Various alterations and modifications can be made to the arrangement illustrated without departing from the scope of the invention. For example although the hydraulic pump as described is a single speed pump a spring loaded piston assembly could be inserted in passage 26 to form a two speed pump so that the fluid displaced by piston 14 can be increased to provide rapid withdrawal of the piston rod 7 under light load.

Claims (11)

1. A self-contained hydraulic pump and working piston and cylinder arrangement, wherein the working piston is displaceable within a cylinder defining on both sides of the piston hydraulic chambers the volume of which are varied with the stroke of the piston, the arrangement being such that one of the said chambers forms a pressure chamber on the delivery side of the pump whilst the other chamber forms a reservoir for the pump and that during operation of the hydraulic pump, fluid is transferrable between each side of the piston.

2. An arrangement as claimed in Claim 1, wherein the hydraulic piston and cylinder is a tension cylinder having a piston rod that extends through said pressure chamber.

3. An arrangement as claimed in any preceding Claim, wherein the delivery side outlet of the pump is coupled to the said pressure chamber via a feed pipe extending parallel to the axis of the cylinder and passing through the working piston.

4. An arrangement as claimed in Claim 3, wherein the pressure chamber end of the feed pipe abuts against a cylinder end surface in said chamber and communicates therewith by an annular groove in said surface.

5. An arrangement as claimed in Claim 3 or Claim 4, wherein a non-return valve at the said outlet of the pump is mounted within the pump coaxially with the said feed pipe and incorporates a manually actuatable pressure release valve that can be opened by axial movement of the body of the said valve relatively to an orifice of said feed pipe.

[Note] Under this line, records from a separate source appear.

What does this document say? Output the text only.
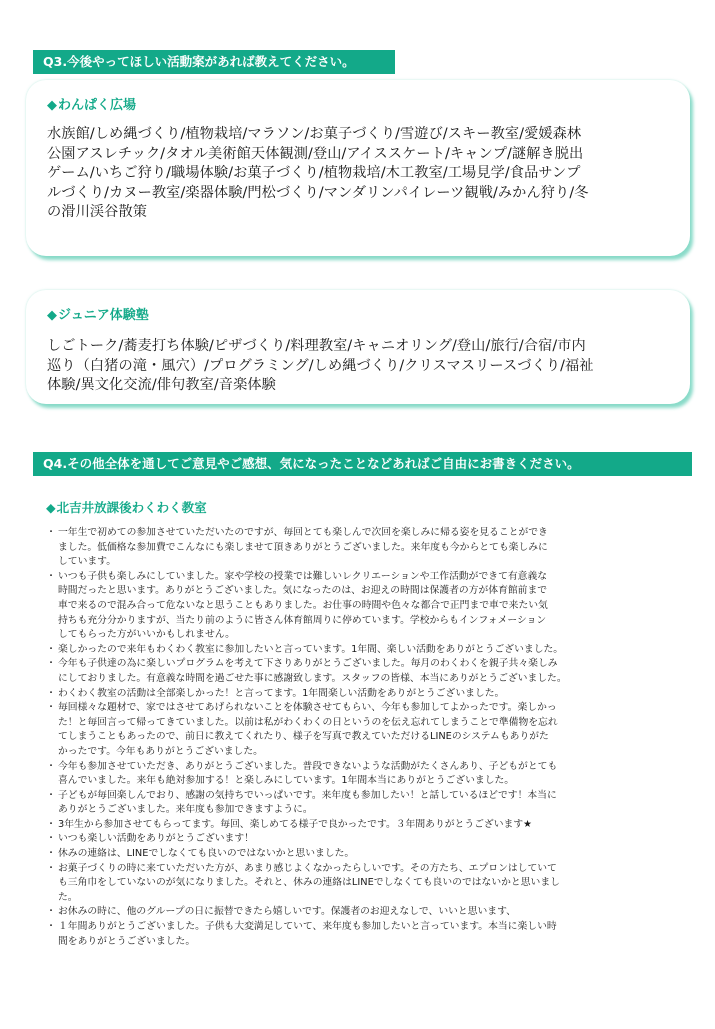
Q3.今後やってほしい活動案があれば教えてください。
◆わんぱく広場
水族館/しめ縄づくり/植物栽培/マラソン/お菓子づくり/雪遊び/スキー教室/愛媛森林
公園アスレチック/タオル美術館天体観測/登山/アイススケート/キャンプ/謎解き脱出
ゲーム/いちご狩り/職場体験/お菓子づくり/植物栽培/木工教室/工場見学/食品サンプ
ルづくり/カヌー教室/楽器体験/門松づくり/マンダリンパイレーツ観戦/みかん狩り/冬
の滑川渓谷散策
◆ジュニア体験塾
しごトーク/蕎麦打ち体験/ピザづくり/料理教室/キャニオリング/登山/旅行/合宿/市内
巡り（白猪の滝・風穴）/プログラミング/しめ縄づくり/クリスマスリースづくり/福祉
体験/異文化交流/俳句教室/音楽体験
Q4.その他全体を通してご意見やご感想、気になったことなどあればご自由にお書きください。
◆北吉井放課後わくわく教室
・ 一年生で初めての参加させていただいたのですが、毎回とても楽しんで次回を楽しみに帰る姿を見ることができ
ました。低価格な参加費でこんなにも楽しませて頂きありがとうございました。来年度も今からとても楽しみに
しています。
・ いつも子供も楽しみにしていました。家や学校の授業では難しいレクリエーションや工作活動ができて有意義な
時間だったと思います。ありがとうございました。気になったのは、お迎えの時間は保護者の方が体育館前まで
車で来るので混み合って危ないなと思うこともありました。お仕事の時間や色々な都合で正門まで車で来たい気
持ちも充分分かりますが、当たり前のように皆さん体育館周りに停めています。学校からもインフォメーション
してもらった方がいいかもしれません。
・ 楽しかったので来年もわくわく教室に参加したいと言っています。1年間、楽しい活動をありがとうございました。
・ 今年も子供達の為に楽しいプログラムを考えて下さりありがとうございました。毎月のわくわくを親子共々楽しみ
にしておりました。有意義な時間を過ごせた事に感謝致します。スタッフの皆様、本当にありがとうございました。
・ わくわく教室の活動は全部楽しかった！と言ってます。1年間楽しい活動をありがとうございました。
・ 毎回様々な題材で、家ではさせてあげられないことを体験させてもらい、今年も参加してよかったです。楽しかっ
た！と毎回言って帰ってきていました。以前は私がわくわくの日というのを伝え忘れてしまうことで準備物を忘れ
てしまうこともあったので、前日に教えてくれたり、様子を写真で教えていただけるLINEのシステムもありがた
かったです。今年もありがとうございました。
・ 今年も参加させていただき、ありがとうございました。普段できないような活動がたくさんあり、子どもがとても
喜んでいました。来年も絶対参加する！と楽しみにしています。1年間本当にありがとうございました。
・ 子どもが毎回楽しんでおり、感謝の気持ちでいっぱいです。来年度も参加したい！と話しているほどです！本当に
ありがとうございました。来年度も参加できますように。
・ 3年生から参加させてもらってます。毎回、楽しめてる様子で良かったです。３年間ありがとうございます★
・ いつも楽しい活動をありがとうございます！
・ 休みの連絡は、LINEでしなくても良いのではないかと思いました。
・ お菓子づくりの時に来ていただいた方が、あまり感じよくなかったらしいです。その方たち、エプロンはしていて
も三角巾をしていないのが気になりました。それと、休みの連絡はLINEでしなくても良いのではないかと思いまし
た。
・ お休みの時に、他のグループの日に振替できたら嬉しいです。保護者のお迎えなしで、いいと思います、
・ １年間ありがとうございました。子供も大変満足していて、来年度も参加したいと言っています。本当に楽しい時
間をありがとうございました。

6. An arrangement as claimed in Claim 5, wherein said reservoir chamber communicates via an exhaust passage with an annular space at said orifice end of said feed pipe to provide a return path for fluid when said pressure relief valve is open.

7. An arrangement as claimed in any preceding Claim, wherein the piston rod has a longitudinal axial bore coupling said reservoir chamber of said cylinder to atmosphere.

8. An arrangement as claimed in Claim 7, wherein said reservoir chamber incorporates a diaphragm separating said pump input from said bore.

9. An arrangement as claimed in any preceding Claim wherein the hydraulic pump is coupled to the reservoir chamber via a nonreturn valve.

10. An arrangement as claimed in any preceding Claim, wherein the pump includes an over pressure relief valve.

11. An arrangement as claimed in any preceding Claim, wherein the pump has a plurality of speeds.

12 A self-contained hydraulic pump and working piston and cylinder arrangement substantially as hereinbefore described with reference to the accompanying drawings.